We have had nationally agreed pay and conditions ever since the inception of the National Health Service, with occasional attempts to break this down, particularly in the late 1980s. The Government of the day thought better of it and backed away. The old Whitley system stood the National Health Service in good stead for many years, but it was far from perfect and there was not always peace and harmony. There were problems in some years, going back, for example, to 1972 for ancillary staff, 1974 particularly for nurses and 1982 for most staff groups. The most recent that lingers in my memory was the ambulance dispute, which I think was in 1990.

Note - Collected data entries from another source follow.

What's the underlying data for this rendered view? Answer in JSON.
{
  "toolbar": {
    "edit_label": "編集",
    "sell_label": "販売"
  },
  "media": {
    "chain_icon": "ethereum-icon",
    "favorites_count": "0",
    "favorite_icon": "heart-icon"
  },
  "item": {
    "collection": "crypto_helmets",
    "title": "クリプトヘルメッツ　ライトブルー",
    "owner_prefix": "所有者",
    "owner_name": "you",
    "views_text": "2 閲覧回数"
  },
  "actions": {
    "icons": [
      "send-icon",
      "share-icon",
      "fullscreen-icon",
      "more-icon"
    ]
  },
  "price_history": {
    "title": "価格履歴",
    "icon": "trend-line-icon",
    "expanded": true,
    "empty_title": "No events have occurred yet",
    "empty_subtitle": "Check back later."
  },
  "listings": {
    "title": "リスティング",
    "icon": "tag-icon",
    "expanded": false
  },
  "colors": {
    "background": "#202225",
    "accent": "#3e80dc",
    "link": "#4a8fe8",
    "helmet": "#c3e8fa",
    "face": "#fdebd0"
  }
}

Not all staff unions in 1983 agreed that the Government should set up a pay review body for nurses and midwives and professions allied to medicine. However, it was in my view an entirely sensible move, which by and large took a lot of heat out of relations between management and staff organisations for these two groups of staff. Why was the pay review body the right solution? The review body was independent and the staff unions were forced to undertake very detailed research into their pay claims. We used to spend many months getting that evidence right. The management side and government put in evidence as well. The Office of Manpower Economics, which provides the secretariat to the review body to this day, also carried out its own research. The review body took oral evidence from all of the parties. I led that for a number of years on behalf of the staff side. The members of the review body—academics and professionals—put us through the hoops, and any half-baked evidence would have been very quickly exposed. There was no question of any staff side taking inflation, doubling it and—metaphorically at least—banging the table. That clearly would not work.